When comparing our MUF-growth algorithm to it with different metal values the runtimes are much closer together. We show, in Fig. 4, the runtime of MUF-growth on the same databases we used earlier in this section. With these databases we notice a diminishing return on runtime after five or six metal values. For instance, on the retail10100 database, MUF-growth showed a decrease in runtime from 127 seconds to 103 seconds as the number of metal values increased from one to six, followed by subsequent increases in runtime as additional metal values were used. With the u10k5L10100 databases, similar numbers of metals values provided a decrease in run time. On the other hand, with the retail_5060 database we notice a diminishing return on runtime after a smaller number of metal values. For all databases, at the point where the runtime starts increasing again, the upper bound given by the increased number of metal values is so close as to be indistinguishable from the bound obtained with fewer metal values, thus the extra computation is wasted.

Scalability. To test the scalability of MUF-growth, we mined frequent patterns from increasing sizes of input databases. The experimental results indicate that our algorithm (i) is scalable with respect to the number of transactions and (ii) can mine large volumes of uncertain data within a reasonable amount of time.

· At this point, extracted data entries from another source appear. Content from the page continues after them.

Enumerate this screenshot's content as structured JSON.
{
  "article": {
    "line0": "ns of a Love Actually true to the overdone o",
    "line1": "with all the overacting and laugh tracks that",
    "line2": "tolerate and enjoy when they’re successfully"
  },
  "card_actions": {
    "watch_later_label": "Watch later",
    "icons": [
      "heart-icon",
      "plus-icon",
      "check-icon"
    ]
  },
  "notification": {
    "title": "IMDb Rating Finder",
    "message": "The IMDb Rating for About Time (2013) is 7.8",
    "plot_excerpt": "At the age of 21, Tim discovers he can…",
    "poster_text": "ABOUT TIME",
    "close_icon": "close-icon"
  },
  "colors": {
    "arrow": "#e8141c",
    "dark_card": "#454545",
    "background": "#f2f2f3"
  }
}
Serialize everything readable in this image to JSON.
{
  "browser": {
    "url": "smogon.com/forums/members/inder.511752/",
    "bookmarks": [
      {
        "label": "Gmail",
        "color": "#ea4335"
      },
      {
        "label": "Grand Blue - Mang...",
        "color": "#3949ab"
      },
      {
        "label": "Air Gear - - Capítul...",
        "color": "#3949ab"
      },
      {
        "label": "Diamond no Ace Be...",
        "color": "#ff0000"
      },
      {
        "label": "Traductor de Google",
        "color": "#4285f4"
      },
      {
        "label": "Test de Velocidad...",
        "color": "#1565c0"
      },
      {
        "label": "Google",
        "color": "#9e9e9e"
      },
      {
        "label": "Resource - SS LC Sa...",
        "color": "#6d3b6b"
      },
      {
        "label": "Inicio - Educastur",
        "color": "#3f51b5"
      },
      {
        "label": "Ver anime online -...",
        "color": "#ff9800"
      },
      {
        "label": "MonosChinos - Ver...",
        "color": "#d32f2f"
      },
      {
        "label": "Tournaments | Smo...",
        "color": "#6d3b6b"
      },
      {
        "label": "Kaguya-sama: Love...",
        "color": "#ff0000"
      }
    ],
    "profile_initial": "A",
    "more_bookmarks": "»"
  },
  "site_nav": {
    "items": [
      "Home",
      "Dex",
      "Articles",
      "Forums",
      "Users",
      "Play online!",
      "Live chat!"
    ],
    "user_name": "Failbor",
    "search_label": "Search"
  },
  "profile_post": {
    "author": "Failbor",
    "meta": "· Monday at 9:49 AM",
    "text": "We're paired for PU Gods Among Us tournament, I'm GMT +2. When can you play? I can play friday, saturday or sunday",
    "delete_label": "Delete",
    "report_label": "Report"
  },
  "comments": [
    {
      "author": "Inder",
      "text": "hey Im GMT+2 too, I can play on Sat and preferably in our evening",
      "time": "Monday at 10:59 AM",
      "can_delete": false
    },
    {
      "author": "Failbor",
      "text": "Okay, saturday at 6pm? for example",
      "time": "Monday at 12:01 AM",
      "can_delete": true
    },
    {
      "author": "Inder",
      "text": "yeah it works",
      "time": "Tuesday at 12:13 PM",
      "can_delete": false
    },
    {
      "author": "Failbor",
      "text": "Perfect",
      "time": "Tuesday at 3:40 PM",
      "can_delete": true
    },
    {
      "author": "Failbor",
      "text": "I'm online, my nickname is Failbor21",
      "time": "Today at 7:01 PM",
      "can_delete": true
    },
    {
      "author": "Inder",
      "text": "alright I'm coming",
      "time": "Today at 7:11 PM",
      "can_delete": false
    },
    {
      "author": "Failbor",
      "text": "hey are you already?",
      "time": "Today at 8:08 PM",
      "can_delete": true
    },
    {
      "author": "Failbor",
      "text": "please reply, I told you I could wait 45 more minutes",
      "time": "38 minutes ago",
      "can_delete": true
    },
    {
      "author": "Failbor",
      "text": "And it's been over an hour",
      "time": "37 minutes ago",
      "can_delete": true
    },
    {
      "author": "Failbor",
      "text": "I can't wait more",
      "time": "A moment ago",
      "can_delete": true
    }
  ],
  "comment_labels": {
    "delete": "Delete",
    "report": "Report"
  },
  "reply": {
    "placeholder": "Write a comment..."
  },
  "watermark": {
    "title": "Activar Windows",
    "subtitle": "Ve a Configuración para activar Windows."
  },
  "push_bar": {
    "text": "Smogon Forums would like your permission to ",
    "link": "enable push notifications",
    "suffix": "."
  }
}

The experimental results show that our algorithm effectively mines frequent patterns from uncertain data irrespective of distribution of existential probability values (whether they are distributed into a narrow or wide range of values) and whether the data is dense or sparse.

6 Conclusions

In this paper, we proposed (i) the MUF-tree structure for capturing important information from uncertain data and (ii) the MUF-growth algorithm for mining frequent patterns from the MUF-tree structure. The algorithm obtains upper bounds on the expected supports of frequent patterns by accumulating item caps in its tree structure. These item caps are compounded with various metal values (computed based on the i-th highest existential probabilities of any item in the prefix) during the mining of potentially frequent patterns. Hence, they further tighten the upper bound on expected supports of frequent patterns when compared to the existing PUF-growth algorithm. Our proposed MUF-growth algorithm has been shown to generate significantly fewer false positives than PUF-growth (e.g., up to 1 % of the total value). In all cases, MUF-growth significantly outperformed PUF-growth. Using extra metal values in MUF-growth to further tighten the upper bound was shown to be most effective on sparse data, providing further decreases in both false positives and runtime. Our algorithm is guaranteed to find all frequent patterns (with no false negatives). Experimental results show the effectiveness of our MUF-growth algorithm in fast mining of uncertain frequent patterns when balancing tree size and accuracy.